Chinese writer-director Huang Ji [Photo courtesy of IFFR] |
Child molestation and teen pregnancy are topics rarely discussed in Chinese cinema. But Chinese writer-director Huang Ji said Thursday that she wanted her new picture to realistically reflect these real-life situations.
Huang Ji's feature debut "Egg and Stone" is the only film from the Chinese mainland to compete for the Tiger Awards at this year's International Film Festival in Rotterdam, Netherlands. It has won the Hivos Tiger Award, the festival's organizers announced on Feb. 4.
"Egg and Stone" tells the suffering and struggle of a teenage girl who gets pregnant after being sexually abused by a relative.
Huang said that the story actually was partially based on her own experience, recalling that she was molested by a distant relative when she lived in an uncle's home at the age of eight. When preparing for her first feature, she came up with the idea of using her childhood experience as source material. In research for the film, she said that she studied a lot of child molestation cases in China on the Internet and also recounted similar stories from others who lived in her hometown. Realizing that how widespread and serious the issue is, she decided to make a film about it to raise public awareness, she added.
None of the actors featured in the film are professionals − Huang found leading actress Yao Honggui in a middle school in Hunan Province. Explaining why she cast non-experienced actors, the director said: "Their acting is more genuine. Their moves and words are their own and leave no traces of acting."
"I want to tell a solid, complicated and delicate story through the actor's unaffected performance," she said.
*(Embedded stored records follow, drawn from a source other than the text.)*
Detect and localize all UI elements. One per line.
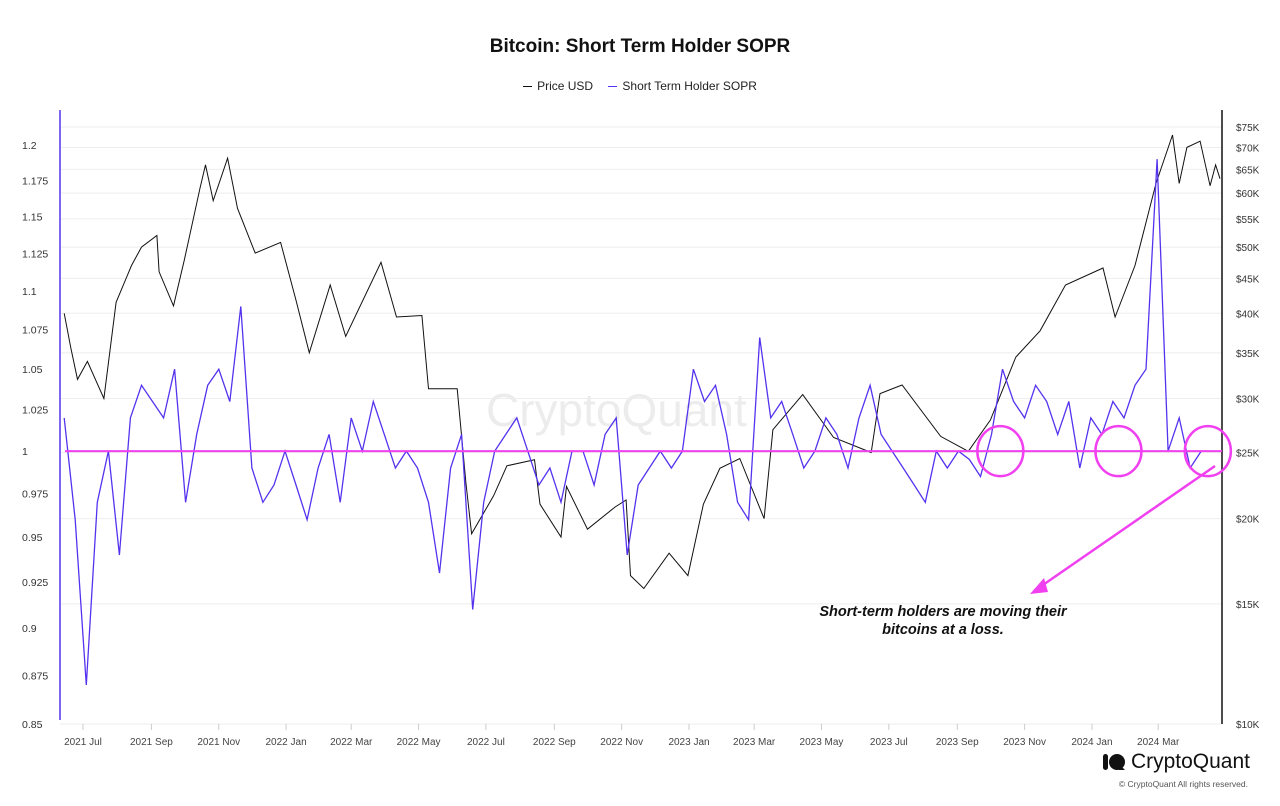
right-axis-tick-label: $75K [1236,123,1260,134]
legend-item-sopr[interactable]: Short Term Holder SOPR [608,79,757,93]
x-axis-tick-label: 2024 Mar [1137,737,1180,748]
annotation-text: Short-term holders are moving their bitco… [790,603,1096,639]
legend-label-sopr: Short Term Holder SOPR [622,79,757,93]
x-axis-tick-label: 2023 May [800,737,844,748]
x-axis-tick-label: 2023 Sep [936,737,979,748]
x-axis-tick-label: 2022 Jul [467,737,505,748]
right-axis-tick-label: $70K [1236,143,1260,154]
price-line [63,134,1221,590]
right-axis-tick-label: $60K [1236,189,1260,200]
right-axis-tick-label: $45K [1236,274,1260,285]
logo-text: CryptoQuant [1130,750,1250,773]
left-axis-tick-label: 0.975 [22,489,48,501]
copyright: © CryptoQuant All rights reserved. [1118,779,1248,789]
legend-swatch-price [523,86,533,88]
left-axis-tick-label: 1 [22,446,28,458]
cryptoquant-logo: CryptoQuant [1102,750,1250,774]
right-axis-tick-label: $30K [1236,394,1260,405]
chart-title: Bitcoin: Short Term Holder SOPR [489,36,791,57]
sopr-line [63,159,1202,686]
legend: Price USD Short Term Holder SOPR [0,79,1280,93]
right-axis-tick-label: $15K [1236,600,1260,611]
right-axis-tick-label: $35K [1236,349,1260,360]
left-axis-tick-label: 1.025 [22,405,48,417]
right-axis-tick-label: $40K [1236,309,1260,320]
right-axis-tick-label: $25K [1236,449,1260,460]
left-axis-tick-label: 0.9 [22,623,37,635]
right-axis-tick-label: $10K [1236,720,1260,731]
left-axis-tick-label: 1.125 [22,248,48,260]
x-axis-tick-label: 2024 Jan [1071,737,1112,748]
left-axis-tick-label: 1.2 [22,140,37,152]
left-axis-tick-label: 0.85 [22,719,43,731]
arrow-head-icon [1030,578,1048,594]
x-axis-tick-label: 2022 May [397,737,441,748]
annotation-line-1: Short-term holders are moving their [819,604,1067,620]
left-axis-tick-label: 1.175 [22,175,48,187]
highlight-circle [976,424,1025,478]
right-axis-tick-label: $65K [1236,165,1260,176]
x-axis-tick-label: 2021 Nov [197,737,240,748]
x-axis-tick-label: 2022 Mar [330,737,373,748]
left-axis-tick-label: 1.05 [22,364,43,376]
right-axis-tick-label: $20K [1236,515,1260,526]
x-axis-tick-label: 2023 Jul [870,737,908,748]
legend-label-price: Price USD [537,79,594,93]
right-axis-tick-label: $50K [1236,243,1260,254]
highlight-circle [1094,424,1143,478]
x-axis-tick-label: 2022 Nov [600,737,643,748]
legend-item-price[interactable]: Price USD [523,79,593,93]
left-axis-tick-label: 1.1 [22,286,37,298]
x-axis-tick-label: 2021 Jul [64,737,102,748]
x-axis-tick-label: 2022 Sep [533,737,576,748]
right-axis-tick-label: $55K [1236,215,1260,226]
left-axis-tick-label: 0.875 [22,670,48,682]
logo-icon [1102,752,1125,772]
annotation-line-2: bitcoins at a loss. [882,622,1004,638]
x-axis-tick-label: 2023 Mar [733,737,776,748]
highlight-circle [1183,424,1233,478]
left-axis-tick-label: 1.075 [22,325,48,337]
x-axis-tick-label: 2022 Jan [266,737,307,748]
left-axis-tick-label: 0.95 [22,532,43,544]
left-axis-tick-label: 1.15 [22,211,43,223]
x-axis-tick-label: 2023 Nov [1003,737,1046,748]
x-axis-tick-label: 2021 Sep [130,737,173,748]
annotation-arrow [1039,464,1216,589]
left-axis-tick-label: 0.925 [22,577,48,589]
x-axis-tick-label: 2023 Jan [668,737,709,748]
legend-swatch-sopr [608,86,618,88]
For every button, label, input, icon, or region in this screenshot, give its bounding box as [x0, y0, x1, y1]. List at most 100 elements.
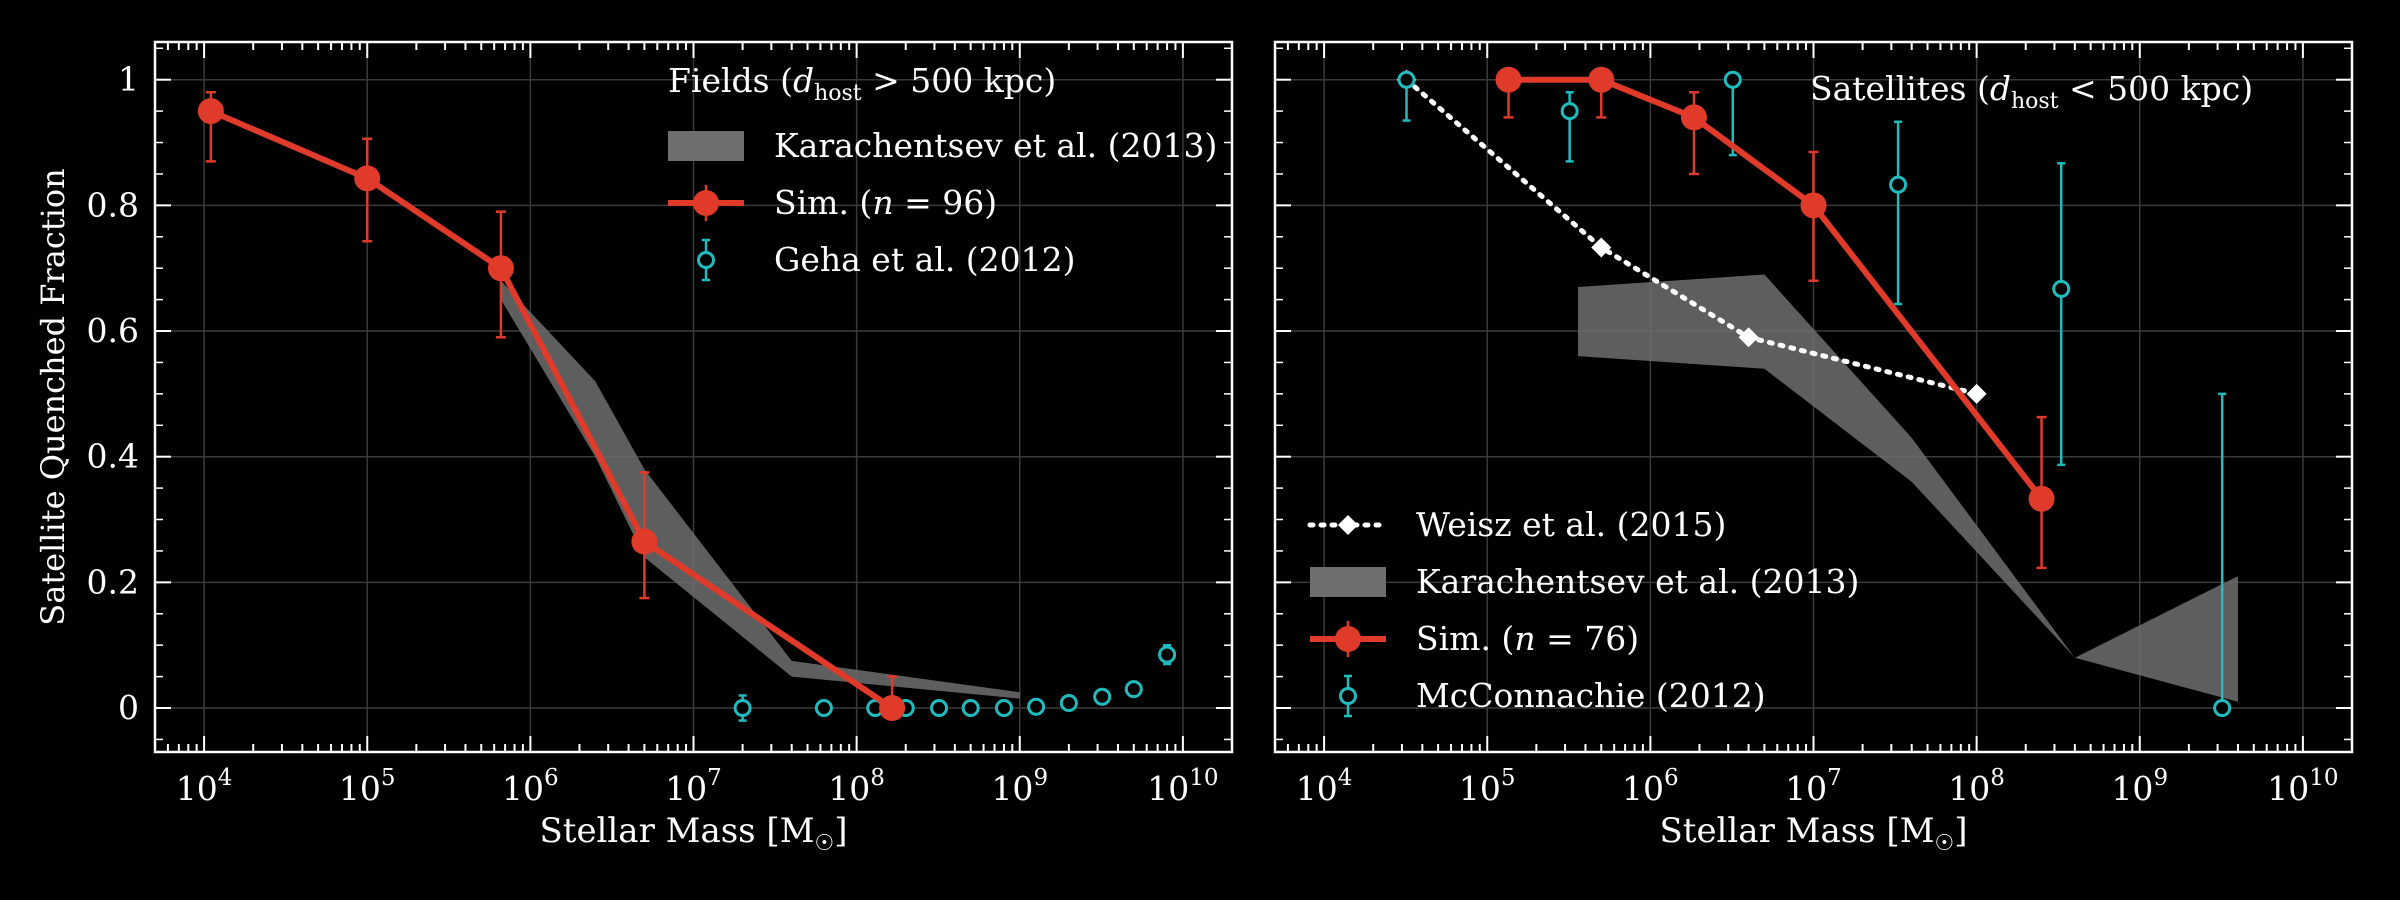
- obs-point: [994, 699, 1013, 718]
- text-span: Stellar Mass [M: [539, 811, 814, 851]
- text-span: 10: [828, 769, 870, 808]
- x-tick-label: 106: [502, 765, 559, 808]
- text-span: Karachentsev et al. (2013): [774, 126, 1217, 165]
- text-span: 10: [1189, 765, 1218, 791]
- text-span: 5: [381, 765, 396, 791]
- y-tick-label: 1: [118, 60, 139, 99]
- legend-entry-label: Karachentsev et al. (2013): [774, 126, 1217, 165]
- text-span: ☉: [815, 831, 835, 856]
- text-span: Stellar Mass [M: [1659, 811, 1934, 851]
- x-tick-label: 108: [1948, 765, 2005, 808]
- obs-point: [1124, 680, 1143, 699]
- legend-band-swatch: [668, 131, 744, 161]
- x-tick-label: 107: [1785, 765, 1842, 808]
- text-span: 10: [1622, 769, 1664, 808]
- x-axis-label: Stellar Mass [M☉]: [539, 811, 847, 856]
- text-span: 10: [502, 769, 544, 808]
- obs-point: [1397, 70, 1416, 89]
- sim-point: [631, 528, 658, 555]
- x-tick-label: 107: [665, 765, 722, 808]
- text-span: ]: [1954, 811, 1967, 851]
- weisz-point: [1738, 327, 1759, 348]
- text-span: 9: [2153, 765, 2168, 791]
- sim-point: [879, 695, 906, 722]
- text-span: 1: [118, 60, 139, 99]
- text-span: d: [793, 61, 814, 100]
- text-span: < 500 kpc): [2059, 69, 2254, 108]
- sim-point: [487, 255, 514, 282]
- x-tick-label: 104: [1296, 765, 1353, 808]
- legend-entry-label: Karachentsev et al. (2013): [1416, 562, 1859, 601]
- karachentsev-band: [500, 280, 1020, 699]
- text-span: 8: [1990, 765, 2005, 791]
- x-tick-label: 105: [339, 765, 396, 808]
- text-span: 10: [1296, 769, 1338, 808]
- text-span: Karachentsev et al. (2013): [1416, 562, 1859, 601]
- legend-band-swatch: [1310, 567, 1386, 597]
- text-span: d: [1990, 69, 2011, 108]
- sim-point: [1588, 66, 1615, 93]
- text-span: 6: [544, 765, 559, 791]
- text-span: 9: [1033, 765, 1048, 791]
- y-tick-label: 0.2: [87, 562, 139, 601]
- x-tick-label: 104: [176, 765, 233, 808]
- x-tick-label: 106: [1622, 765, 1679, 808]
- sim-point: [1495, 66, 1522, 93]
- obs-point: [1889, 175, 1908, 194]
- legend: Fields (dhost > 500 kpc) Karachentsev et …: [668, 61, 1217, 282]
- text-span: Geha et al. (2012): [774, 240, 1076, 279]
- text-span: 10: [2111, 769, 2153, 808]
- text-span: n: [872, 183, 893, 222]
- text-span: Satellite Quenched Fraction: [34, 168, 72, 625]
- obs-point: [2052, 279, 2071, 298]
- text-span: 8: [870, 765, 885, 791]
- text-span: Weisz et al. (2015): [1416, 505, 1726, 544]
- legend-entry-label: Weisz et al. (2015): [1416, 505, 1726, 544]
- x-tick-label: 109: [2111, 765, 2168, 808]
- obs-point: [1158, 645, 1177, 664]
- legend-obs-marker: [697, 251, 715, 269]
- legend-sim-marker: [693, 190, 719, 216]
- text-span: 4: [218, 765, 233, 791]
- legend-title: Satellites (dhost < 500 kpc): [1810, 69, 2253, 114]
- obs-point: [1560, 102, 1579, 121]
- text-span: 0.6: [87, 311, 139, 350]
- y-tick-label: 0.8: [87, 185, 139, 224]
- legend-obs-marker: [1339, 687, 1357, 705]
- text-span: 10: [991, 769, 1033, 808]
- weisz-line: [1404, 77, 1980, 397]
- weisz-point: [1591, 237, 1612, 258]
- text-span: n: [1514, 619, 1535, 658]
- obs-point: [930, 699, 949, 718]
- sim-point: [1680, 104, 1707, 131]
- y-tick-label: 0.6: [87, 311, 139, 350]
- legend-entry-label: Geha et al. (2012): [774, 240, 1076, 279]
- text-span: = 96): [894, 183, 998, 222]
- legend-title: Fields (dhost > 500 kpc): [668, 61, 1056, 106]
- sim-point: [354, 165, 381, 192]
- text-span: 10: [176, 769, 218, 808]
- legend-weisz-marker: [1338, 515, 1358, 535]
- x-axis-label: Stellar Mass [M☉]: [1659, 811, 1967, 856]
- legend-sim-marker: [1335, 626, 1361, 652]
- text-span: 0.8: [87, 185, 139, 224]
- text-span: 7: [1827, 765, 1842, 791]
- text-span: 0: [118, 688, 139, 727]
- text-span: 10: [1785, 769, 1827, 808]
- panel-fields: 104 105 106 107 108 109 101000.20.40.60.81Stel…: [87, 40, 1234, 856]
- y-axis-label: Satellite Quenched Fraction: [34, 168, 72, 625]
- text-span: 10: [2309, 765, 2338, 791]
- sim-point: [1800, 192, 1827, 219]
- text-span: ]: [834, 811, 847, 851]
- obs-point: [1723, 70, 1742, 89]
- text-span: 10: [2267, 769, 2309, 808]
- x-tick-label: 105: [1459, 765, 1516, 808]
- text-span: Sim. (: [774, 183, 872, 222]
- legend-entry-label: Sim. (n = 96): [774, 183, 997, 222]
- obs-point: [814, 699, 833, 718]
- sim-point: [197, 98, 224, 125]
- x-tick-label: 1010: [2267, 765, 2338, 808]
- text-span: 10: [1948, 769, 1990, 808]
In this way, she noted, feelings and emotions expressed in the film can be more complicated and delicate than that in real life.
Based in Hunan Province, all the characters in the film speak the local dialect. Without subtitles, the dialogue is hardly understandable. Huang admitted that this could be a big barrier for a wide release in China as dialects are not generally allowed in films released in the mainland. The director said that she would not dub her film in Mandarin or make any other changes for the purpose of a wide release. In fact, she said she does not expect her film to be released in China at all.
Asked how she plans to cover the production cost without a wide release, she said that she would find a foreign distributor and submit her work to more film festivals.